Ruth Guimarães
A ela foi imposta a responsabilidade da primeira culpa.
Todos estavam estreando: Jeová na sua primeira maldição – a serpente que por essa não esperava. Adão condenado a ingerir erva do campo, a comer o que conseguisse com o suor do rosto, a tornar à terra, pois da terra tinha sido tomado, porque era pó e em pó se converteria. Além de participar dessa sentença como criatura humana memento quia pulvis es teve a sua partezinha em separado: multiplicarei grandemente a tua dor e a tua concepção. Com dor parirás os teus filhos e o teu desejo será para o teu homem e ele te dominará.
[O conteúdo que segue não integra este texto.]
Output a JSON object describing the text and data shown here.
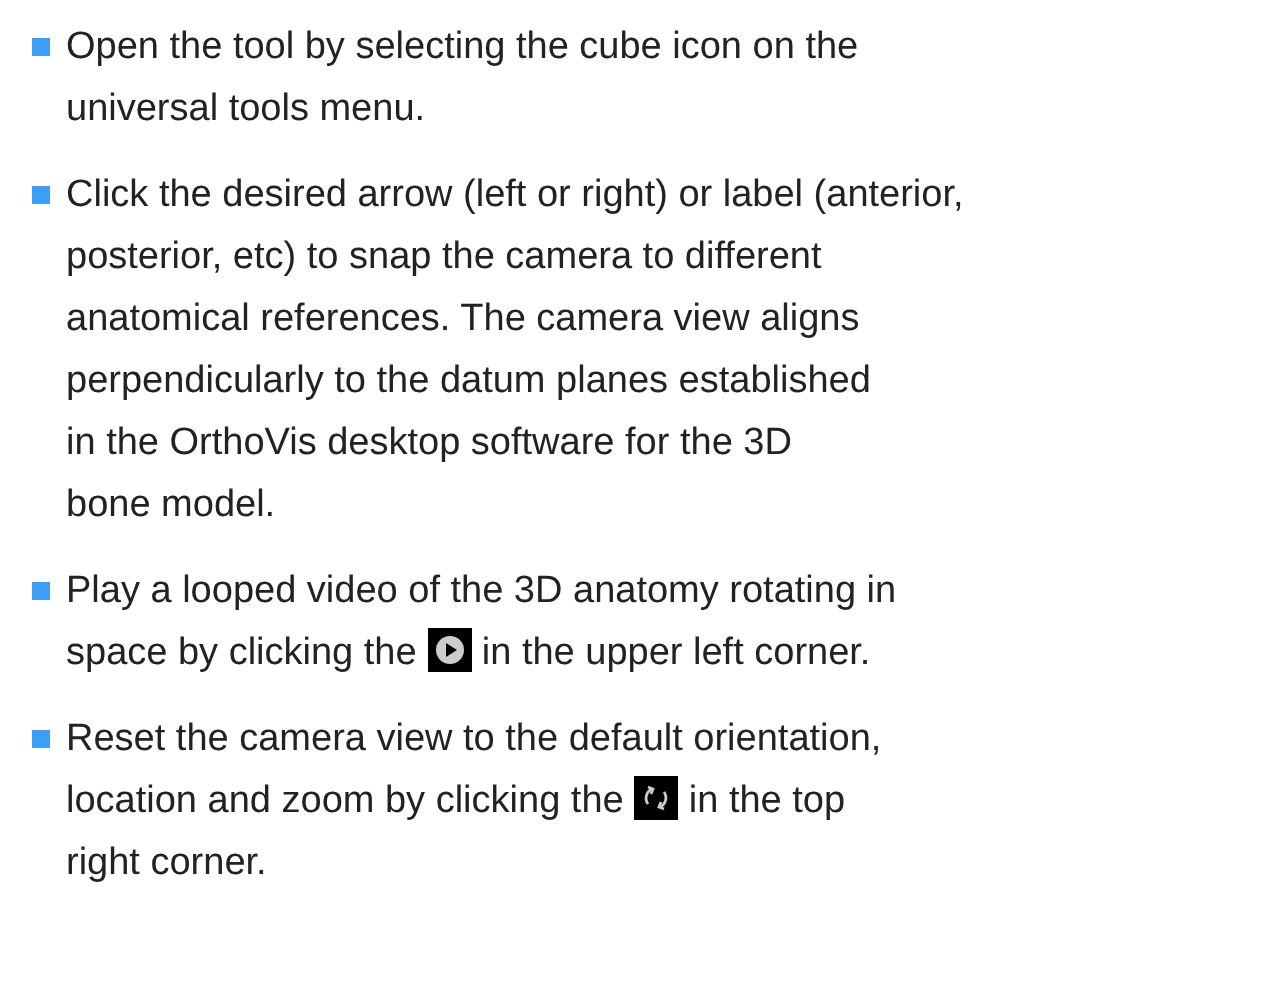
{
  "steps": [
    {
      "before": "Open the tool by selecting the cube icon on the\nuniversal tools menu."
    },
    {
      "before": "Click the desired arrow (left or right) or label (anterior,\nposterior, etc) to snap the camera to different\nanatomical references. The camera view aligns\nperpendicularly to the datum planes established\nin the OrthoVis desktop software for the 3D\nbone model."
    },
    {
      "before": "Play a looped video of the 3D anatomy rotating in\nspace by clicking the ",
      "kind": "play",
      "after": " in the upper left corner."
    },
    {
      "before": "Reset the camera view to the default orientation,\nlocation and zoom by clicking the ",
      "kind": "reset",
      "after": " in the top\nright corner."
    }
  ]
}
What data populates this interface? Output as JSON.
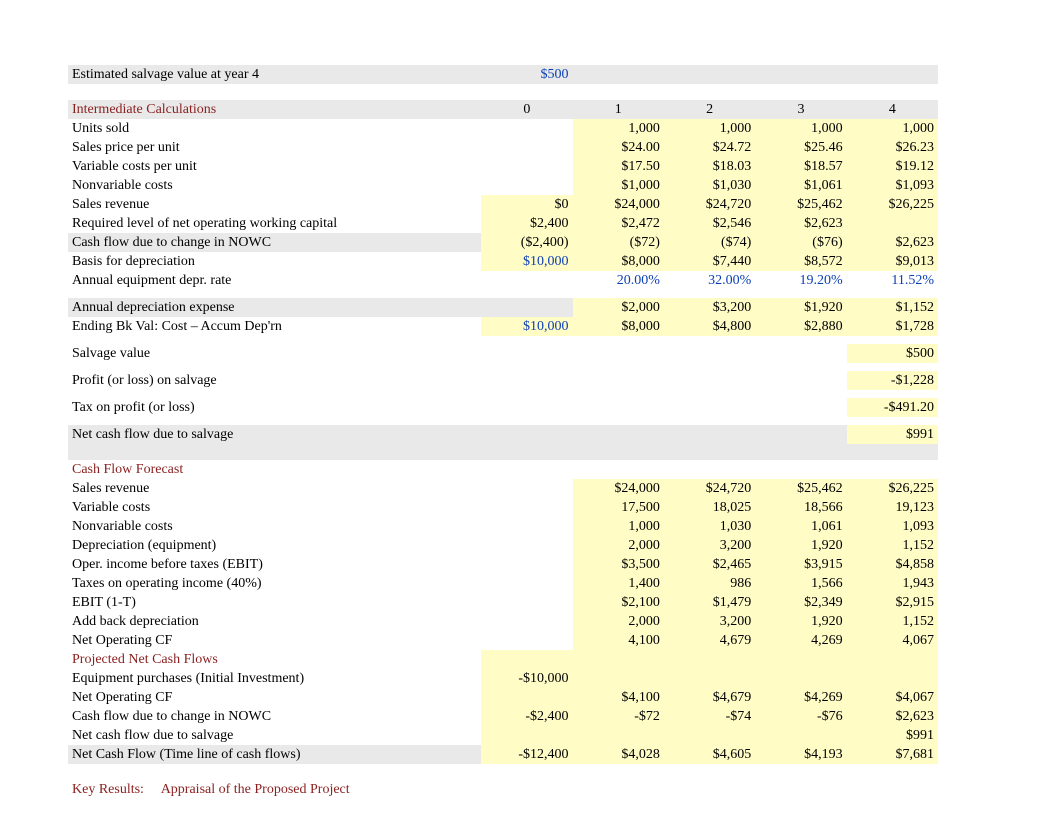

A última parte da sentença foi tão conveniente ao homem que dá para se suspeitar da imparcialidade do Pai.
Além de ter a primeira culpa, Eva deu à luz o primeiro crime, isto é, o primeiro filho Caim, com o que principiou a longa história de dor e ignomínia da Humanidade.
Essa mulher nos perdeu, outra seria a nossa redenção.
A que seria a Intercessora.
O mundo está desnorteado porque a mulher está desnorteada. Ela que sempre contou o homem como companheiro e que o apoiava e protegia, mas femininamente, como uma liana traz sombra e frescor à árvore em que se enrosca. E perfuma os troncos brutos. E floresce agarrando-se com as gavirinhas aos ramos tortos, e perfuma o ar, formando nos encontros dos galhos uns côncavos macios forrados de folhas, onde os pássaros fazem ninho.
Pois é. A mulher está desnorteada por enquanto. Ainda não sabe se desenlear do caule em que sempre se apoiou. Vemos que continua a tornar como modelares os costumes do macho. Se ele pode rolar por aí com qualquer mulher porque não pode ela fazer o mesmo com qualquer parceiro? Se ele pode fumar e beber, porque não podem as mulheres fazer o mesmo? E como chefe de seção, ela endurece a voz e a alma e se torna tão desumana quanto um feitor ou os chefetes em geral. Algumas capricham no descaramento, pensando que a liberdade consiste em fazer tudo que a sociedade complacentemente permite aos homens. Isto é, ela se permite tudo, esquecida de que à mulher compete dirigir o mundo à sua maneira feminina, forte, clara, tranqüila.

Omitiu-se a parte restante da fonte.